Infine un discorso speciale meritano le aromatizzazioni che spesso caratterizzano le produzioni artigianali, spesso frutto di fantasie dettate dal famigerato territorio di origine, termine ormai abusato in ogni settore del bere. Solo alcune di esse sembrano perfettamente riuscite, mentre la maggior parte sembrano solo degli esercizi stilistici e dimostrativi. La birra deve rimanere tradizionale e il produttore deve essere in grado di confrontarsi con gli stili classici, pils o ipa che siano, per dare al consumatore una chiara dimostrazione del suo sapere, confrontabile con altre realtà. E' proprio sui grandi classici che spesso, come si suol dire, casca l'asino. Le aromatizzazioni nei distillati, liquori e vino, spesso servivano in passato a coprire difetti produttivi o meterie prime non eccellenti....
Per produrre una buona birra sono fondamentali:
Acqua pura con importanti fattori organolettici dati dai sali disciolti in essa
Cereali (da Ceres la divinità delle messi);
Lieviti selezionati;
Luppolo che ha funzioni battericide, antisettiche ed amaricanti.
Per la fabbricazione della birra si utilizzano diversi tipi di cereali e di malti d'orzo, come il Crystal o il Sauer, ognuno con caratteristiche diverse di acidità e amidi. Il Mastro Birraio, in base allo standard qualitativo deciso deve miscelarli per ottenere un risultato sempre uguale a se stesso.La produzione prevede i seguenti passaggi: il chicco di cereale ricco di amidi, zuccheri complessi infermentabili dagli enzimi, viene posto in acqua per la maltazione e germinazione, in questo modo si creano gli zuccheri semplici, di cui si nutre il germoglio. Questi zuccheri sono fermentabili e quindi attaccabili dagli enzimi, si passa quindi all’essiccazione ed ad un’eventuale tostatura del chicco, leggera per le birre rosse (altbier o pale ale) e più marcata per le scure (stout). Per la fabbricazione di birre di qualità si usano diversi tipi di malto, spesso anche 5 tipi, ognuno con le sue caratteristiche peculiari. Vi sono malti con tendenza acida, come il "sauer" per birre leggere e beverine o come il "crystal" per birre scure strutturate. La percentuale di malto d'orzo deve essere come minimo del 60% , mentre il restante 40% può essere di cereali succedanei come il mais, il riso o altri amidi.

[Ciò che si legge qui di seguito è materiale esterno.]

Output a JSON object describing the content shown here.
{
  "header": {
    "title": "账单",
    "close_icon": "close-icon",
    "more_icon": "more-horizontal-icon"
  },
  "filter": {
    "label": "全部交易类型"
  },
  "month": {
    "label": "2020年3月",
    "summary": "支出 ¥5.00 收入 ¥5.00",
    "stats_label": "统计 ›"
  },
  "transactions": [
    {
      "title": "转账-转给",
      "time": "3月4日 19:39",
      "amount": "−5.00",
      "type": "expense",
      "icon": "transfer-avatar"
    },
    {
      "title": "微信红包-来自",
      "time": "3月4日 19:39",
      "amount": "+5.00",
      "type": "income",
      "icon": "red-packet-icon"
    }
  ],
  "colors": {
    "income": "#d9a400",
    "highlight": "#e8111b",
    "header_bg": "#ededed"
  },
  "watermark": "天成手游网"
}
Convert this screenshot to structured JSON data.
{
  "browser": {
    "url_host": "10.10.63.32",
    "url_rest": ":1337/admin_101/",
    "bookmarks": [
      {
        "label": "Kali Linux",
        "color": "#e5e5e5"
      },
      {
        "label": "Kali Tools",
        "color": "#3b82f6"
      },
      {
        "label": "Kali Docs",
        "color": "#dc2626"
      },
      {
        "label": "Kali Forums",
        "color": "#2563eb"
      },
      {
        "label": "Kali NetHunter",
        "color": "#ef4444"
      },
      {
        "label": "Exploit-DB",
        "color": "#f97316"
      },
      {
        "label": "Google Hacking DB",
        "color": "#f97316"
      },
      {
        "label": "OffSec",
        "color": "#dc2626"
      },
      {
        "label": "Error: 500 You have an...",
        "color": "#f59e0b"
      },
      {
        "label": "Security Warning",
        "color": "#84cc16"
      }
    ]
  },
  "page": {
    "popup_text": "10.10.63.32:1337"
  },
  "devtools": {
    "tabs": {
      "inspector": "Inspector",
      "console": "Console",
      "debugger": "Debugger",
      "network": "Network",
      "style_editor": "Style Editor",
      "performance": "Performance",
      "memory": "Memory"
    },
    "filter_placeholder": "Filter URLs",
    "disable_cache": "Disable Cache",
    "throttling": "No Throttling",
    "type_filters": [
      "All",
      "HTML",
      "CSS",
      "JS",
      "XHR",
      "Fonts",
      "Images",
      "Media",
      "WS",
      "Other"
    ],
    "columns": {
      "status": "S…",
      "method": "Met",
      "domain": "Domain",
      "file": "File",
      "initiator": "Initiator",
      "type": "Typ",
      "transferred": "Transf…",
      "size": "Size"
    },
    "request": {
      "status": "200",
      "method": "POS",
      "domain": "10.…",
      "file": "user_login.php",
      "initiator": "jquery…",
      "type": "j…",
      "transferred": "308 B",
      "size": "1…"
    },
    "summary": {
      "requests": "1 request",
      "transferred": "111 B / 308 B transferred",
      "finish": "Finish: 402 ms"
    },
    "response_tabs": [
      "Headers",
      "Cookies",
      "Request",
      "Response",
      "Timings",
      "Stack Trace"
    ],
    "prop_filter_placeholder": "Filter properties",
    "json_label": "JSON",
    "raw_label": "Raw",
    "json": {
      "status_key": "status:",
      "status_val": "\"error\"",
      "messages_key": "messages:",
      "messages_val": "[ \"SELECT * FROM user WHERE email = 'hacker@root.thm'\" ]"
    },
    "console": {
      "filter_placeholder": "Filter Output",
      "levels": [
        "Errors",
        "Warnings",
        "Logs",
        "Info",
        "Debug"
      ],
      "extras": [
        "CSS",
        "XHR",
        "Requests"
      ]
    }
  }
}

La fase successiva è l’ammostamento, la miscelazione della farina ottenuta con i chicchi d'orzo con acqua clada che inizia a demolire ed emulsionare gli zuccheri. Questa delicata fase si svolge in più riprese e a varie temperature. La base di partenza è di 35 gradi, poi a step successivi, grazie a serpentine di vapore che scaldano il mosto, si sale a 45, 55, 62 e infine a 72 gradi. La temperatura deve essere mantenuta ad ogni step per un periodo che varia a seconda della sensibilità del Mastro Birraio che conosce le materie prime di volta in volta a sua disposizione.L'intero processo dura per un paio d'ore, necessaria affinchè tutti gli zuccheri vengano emulsionati.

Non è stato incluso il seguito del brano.